LITTLE ROCK — Attorney General Dustin McDaniel’s office is seeking to intervene in a lawsuit challenging a tax exemption that lawmakers provided to the oil and gas industry earlier this year.
The attorney general’s office filed a motion Friday to intervene in a lawsuit by Pulaski County resident Robert Nunn alleging that a sales tax exemption for sand and other proppants used in oil and gas drilling is unconstitutional.
The state Legislature inserted the tax exemption into a budget bill and approved it during this year’s fiscal session. Gov. Mike Beebe vetoed the part of the bill containing the tax exemption, saying the Legislature had not followed the proper procedure for approving a non-appropriation measure in a fiscal session, but the Legislature overrode the veto.
Nunn’s lawsuit, filed last month in Pulaski County Circuit Court, alleges that because the Legislature bypassed the two-thirds vote in both chambers required to consider a non-appropriation measure during a fiscal session, the tax break is unconstitutional. Nunn also is seeking an order that the state collect any taxes it failed to collect because of tax break and is asking for attorney’s fees and costs.

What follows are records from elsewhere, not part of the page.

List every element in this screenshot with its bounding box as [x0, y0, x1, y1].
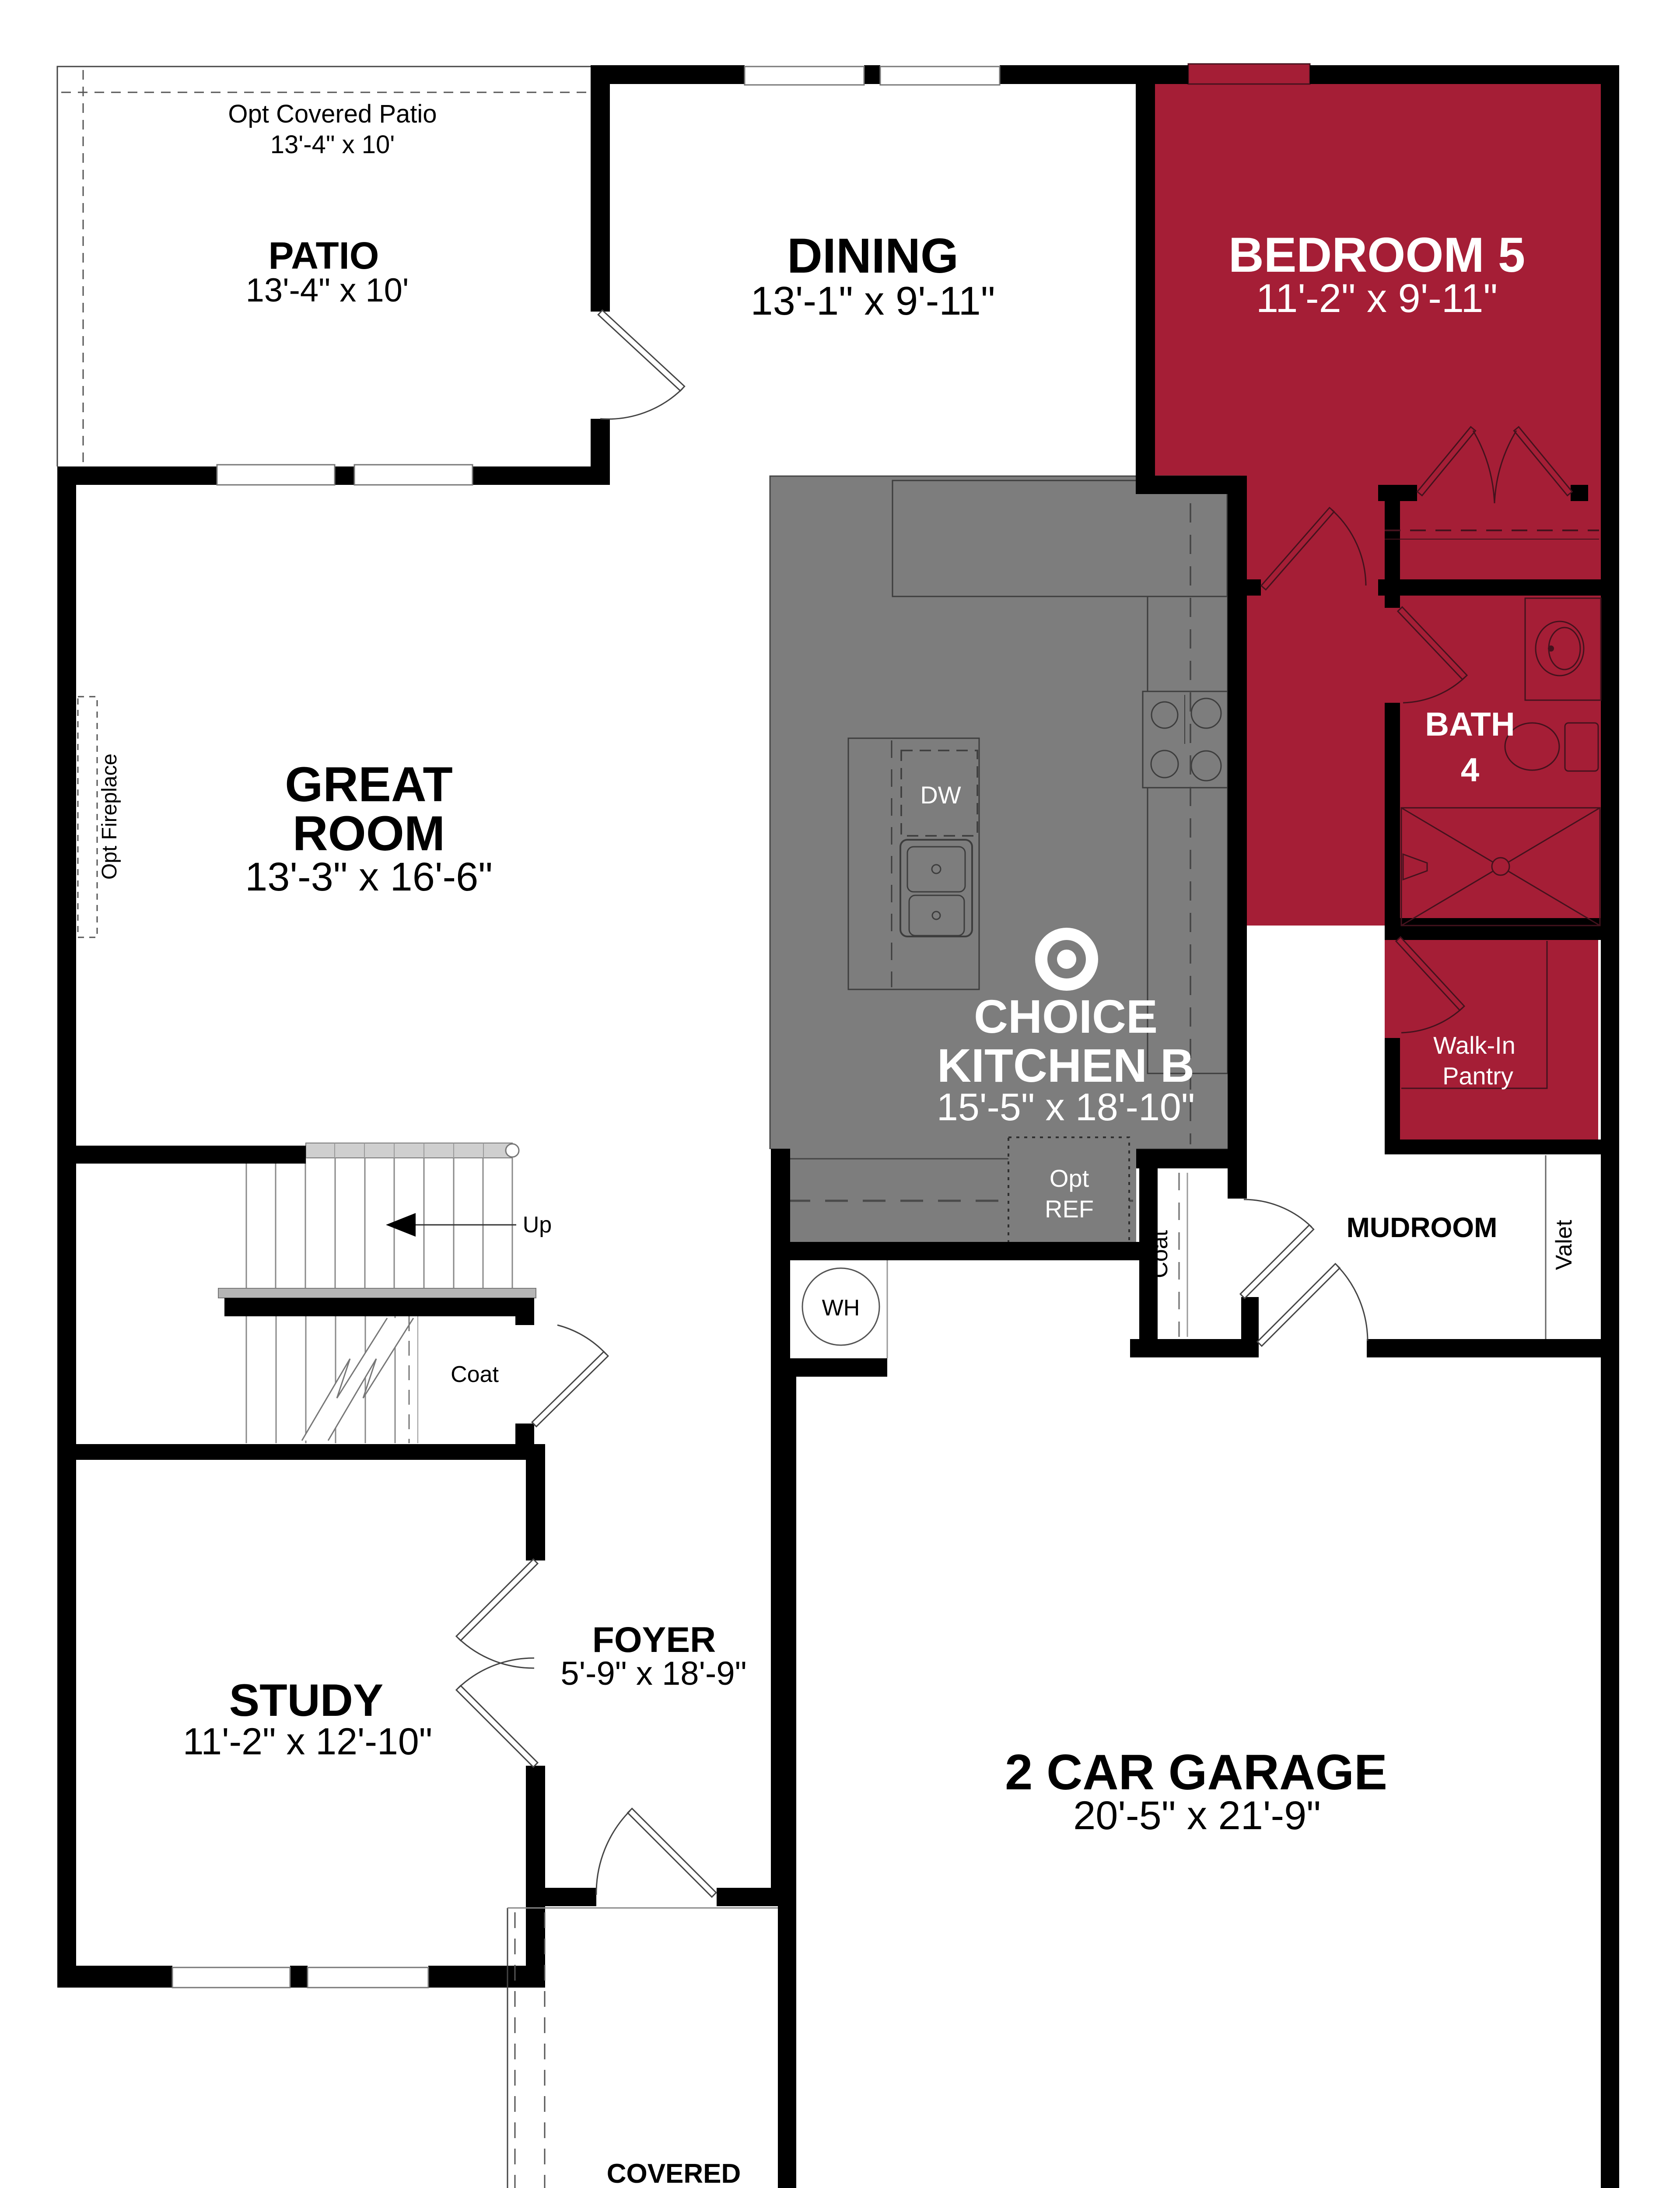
svg-text:REF: REF [1045, 1195, 1094, 1223]
svg-text:Coat: Coat [1147, 1230, 1172, 1278]
svg-text:13'-4" x 10': 13'-4" x 10' [270, 130, 395, 159]
svg-text:KITCHEN B: KITCHEN B [937, 1039, 1194, 1092]
svg-text:Pantry: Pantry [1442, 1062, 1513, 1090]
svg-text:BATH: BATH [1425, 706, 1515, 743]
svg-text:11'-2" x 9'-11": 11'-2" x 9'-11" [1256, 276, 1498, 321]
svg-text:2 CAR GARAGE: 2 CAR GARAGE [1005, 1745, 1387, 1800]
svg-text:4: 4 [1461, 751, 1479, 789]
svg-text:ROOM: ROOM [293, 806, 445, 861]
svg-text:Valet: Valet [1551, 1220, 1577, 1270]
svg-text:DINING: DINING [787, 228, 959, 283]
svg-text:Coat: Coat [451, 1362, 499, 1387]
svg-text:5'-9" x 18'-9": 5'-9" x 18'-9" [560, 1655, 746, 1692]
svg-text:WH: WH [822, 1295, 860, 1321]
svg-text:BEDROOM 5: BEDROOM 5 [1228, 228, 1525, 282]
svg-text:15'-5" x 18'-10": 15'-5" x 18'-10" [937, 1085, 1195, 1129]
svg-text:Opt Fireplace: Opt Fireplace [98, 754, 121, 880]
svg-text:STUDY: STUDY [229, 1675, 383, 1726]
svg-text:Opt Covered Patio: Opt Covered Patio [228, 100, 437, 128]
svg-text:13'-3" x 16'-6": 13'-3" x 16'-6" [245, 855, 493, 899]
svg-text:COVERED: COVERED [607, 2159, 741, 2188]
svg-text:11'-2" x 12'-10": 11'-2" x 12'-10" [183, 1721, 432, 1763]
svg-text:DW: DW [920, 781, 961, 809]
svg-text:13'-1" x 9'-11": 13'-1" x 9'-11" [750, 279, 995, 323]
svg-text:13'-4" x 10': 13'-4" x 10' [246, 272, 409, 309]
svg-text:GREAT: GREAT [285, 757, 453, 812]
svg-text:Walk-In: Walk-In [1433, 1031, 1516, 1059]
svg-text:PATIO: PATIO [269, 235, 379, 277]
svg-text:Opt: Opt [1050, 1164, 1089, 1192]
svg-text:FOYER: FOYER [592, 1620, 716, 1660]
svg-text:Up: Up [523, 1212, 552, 1238]
svg-text:CHOICE: CHOICE [974, 990, 1158, 1043]
svg-text:MUDROOM: MUDROOM [1347, 1212, 1498, 1243]
svg-text:20'-5" x 21'-9": 20'-5" x 21'-9" [1073, 1793, 1321, 1838]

Legislators who support the tax break say a two-thirds vote was not required because the measure simply clarified that proppants fall under the state’s sales tax exemption for manufacturers’ equipment, in accordance with a Pulaski County circuit judge’s ruling in a separate lawsuit earlier this year. The state Department of Finance and Administration is appealing that ruling.
In its motion Monday, the attorney general’s office said it should be allowed to intervene in the lawsuit because under Arkansas law the attorney general is entitled to be heard when a state statute is alleged to be unconstitutional.

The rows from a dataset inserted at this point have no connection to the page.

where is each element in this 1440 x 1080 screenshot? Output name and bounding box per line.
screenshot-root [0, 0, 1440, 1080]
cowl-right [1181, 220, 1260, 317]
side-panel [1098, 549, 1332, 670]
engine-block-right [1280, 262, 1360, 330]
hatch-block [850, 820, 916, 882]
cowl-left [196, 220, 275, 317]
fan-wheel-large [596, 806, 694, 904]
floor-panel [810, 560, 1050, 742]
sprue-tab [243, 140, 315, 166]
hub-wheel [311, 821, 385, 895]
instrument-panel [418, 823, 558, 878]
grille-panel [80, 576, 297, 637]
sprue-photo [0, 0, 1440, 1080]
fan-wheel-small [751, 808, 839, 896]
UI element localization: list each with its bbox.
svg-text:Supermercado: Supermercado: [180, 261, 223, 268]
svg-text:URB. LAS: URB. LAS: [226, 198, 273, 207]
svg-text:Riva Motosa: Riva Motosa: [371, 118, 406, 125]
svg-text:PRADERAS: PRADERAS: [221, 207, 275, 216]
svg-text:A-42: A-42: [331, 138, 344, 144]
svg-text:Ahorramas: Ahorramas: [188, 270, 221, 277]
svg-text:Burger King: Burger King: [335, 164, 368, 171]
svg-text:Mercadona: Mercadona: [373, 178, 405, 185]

The defendant in Nunn’s lawsuit is DF&A Director Richard Weiss. On Monday Weiss filed an answer to the lawsuit in which he admitted the tax exemption is unconstitutional but denied that Nunn is entitled to an order that the state collect any taxes that it failed to collect or that he is entitled to attorney’s fees or costs.
“The Arkansas Supreme Court has not found that the mere failure to collect funds … constitutes an illegal exaction,” Weiss said in his filing.